Setiap orang sangat memerlukan Allah
dalam setiap gerak kehidupannya. Dari udara untuk bernafas hingga makanan yang
ia makan, dari kemampuannya untuk menggunakan tangannya hingga kemampuan berbicara,
dari perasaan aman hingga perasaan bahagia, seseorang benar-benar sangat memerlukan
apa yang telah diciptakan oleh Allah dan apa yang dikaruniakan kepadanya. Akan
tetapi kebanyakan orang tidak menyadari kelemahan mereka dan tidak menyadari
bahwa mereka sangat memerlukan Allah. Mereka menganggap bahwa segala sesuatunya
terjadi dengan sendirinya atau mereka menganggap bahwa segala sesuatu yang
mereka peroleh adalah karena hasil jerih payah mereka sendiri. Anggapan ini
merupakan kesalahan yang sangat fatal dan benar-benar tidak mensyukuri nikmat
Allah. Anehnya, orang-orang yang telah menyatakan rasa terima kasihnya kepada
seseorang karena telah memberi sesuatu yang remeh kepadanya, mereka
menghabiskan hidupnya dengan mengabaikan nikmat Allah yang tidak terhitung
banyaknya di sepanjang hidupnya. Bagaimanapun, nikmat yang diberikan Allah
kepada seseorang sangatlah besar sehingga tak seorang pun yang dapat
menghitungnya. Allah menceritakan kenyataan ini dalam sebuah ayat sebagai
berikut:
“Dan jika kamu menghitung-hitung nikmat
Allah, niscaya kamu tidak dapat menentukan jumlahnya. Sesungguhnya Allah
benar-benar Maha Pengampun lagi Maha Penyayang.” (Q.s. an-Nahl:
18).
Meskipun kenyataannya demikian, kebanyakan
manusia tidak mampu mensyukuri kenikmatan yang telah mereka terima. Adapun
penyebabnya diceritakan dalam al-Qur’an: Setan, yang berjanji akan menyesatkan
manusia dari jalan Allah, berkata bahwa tujuan utamanya adalah untuk menjadikan
manusia tidak bersyukur kepada Allah. Pernyataan setan yang mendurhakai Allah
ini menegaskan pentingnya bersyukur kepada Allah:
“Kemudian saya
akan mendatangi mereka dari muka dan dari belakang mereka, dari kanan dan dari
kiri mereka. Dan Engkau tidak akan mendapati kebanyakan mereka bersyukur. Allah
berfirman, ‘Keluarlah kamu dari surga itu sebagai orang terhina lagi terusir.

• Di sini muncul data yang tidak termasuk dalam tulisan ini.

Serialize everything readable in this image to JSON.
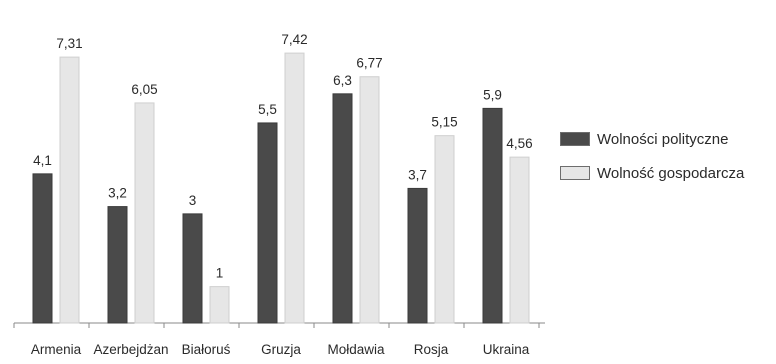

Sesungguhnya barangsiapa di antara mereka mengikuti kamu, benar-benar Aku akan
mengisi neraka Jahanam dengan kamu semuanya’.” (Q.s. al-A‘raf: 17-8).
Dalam pada itu, orang-orang yang beriman
karena menyadari kelemahan mereka, di hadapan Allah mereka memanjatkan syukur
dengan rendah diri atas setiap nikmat yang diterima. Bukan hanya kekayaan dan
harta benda yang disyukuri oleh orang-orang yang beriman. Karena orang-orang
yang beriman mengetahui bahwa Allah adalah Pemilik segala sesuatu, mereka juga
bersyukur atas kesehatan, keindahan, ilmu, hikmah, kepahaman, wawasan, dan
kekuatan yang dikaruniakan kepada mereka, dan mereka mencintai keimanan dan
membenci kekufuran. Mereka bersyukur karena telah dibimbing dalam kebenaran dan
dimasukkan dalam golongan orang-orang beriman. Pemandangan yang indah, urusan
yang mudah, keinginan yang tercapai, berita-berita yang menggembirakan,
perbuatan yang terpuji, dan nikmat-nikmat lainnya, semua ini menjadikan
orang-orang beriman berpaling kepada Allah, bersyukur kepada-Nya yang telah
menunjukkan rahmat dan kasih sayang-Nya.
Sebagai balasan atas kesyukurannya, sebuah
pahala menunggu orang-orang yang beriman. Ini merupakan rahasia lain yang
dinyatakan dalam al-Qur’an; Allah menambah nikmat-Nya kepada orang-orang yang
bersyukur. Misalnya, bahkan Allah memberikan kesehatan dan kekuatan yang lebih
banyak lagi kepada orang-orang yang bersyukur kepada Allah atas kesehatan dan
kekuatan yang mereka miliki. Bahkan Allah mengaruniakan ilmu dan kekayaan
yang lebih banyak kepada orang-orang yang mensyukuri ilmu dan kekayaan
tersebut. Hal ini karena mereka adalah orang-orang yang ikhlas yang merasa puas
dengan apa yang diberikan Allah dan mereka ridha dengan karunia tersebut, dan
mereka menjadikan Allah sebagai pelindung mereka. Allah menceritakan rahasia
ini dalam al-Qur’an sebagai berikut:
“Dan ketika
Tuhanmu memaklumkan: ‘Sesungguhnya jika kamu bersyukur, pasti Kami akan
menambah (nikmat) kepadamu, dan jika kamu mengingkari (nikmat-Ku), maka
sesungguhnya azab-Ku sangat pedih’.” (Q.s. Ibrahim: 7)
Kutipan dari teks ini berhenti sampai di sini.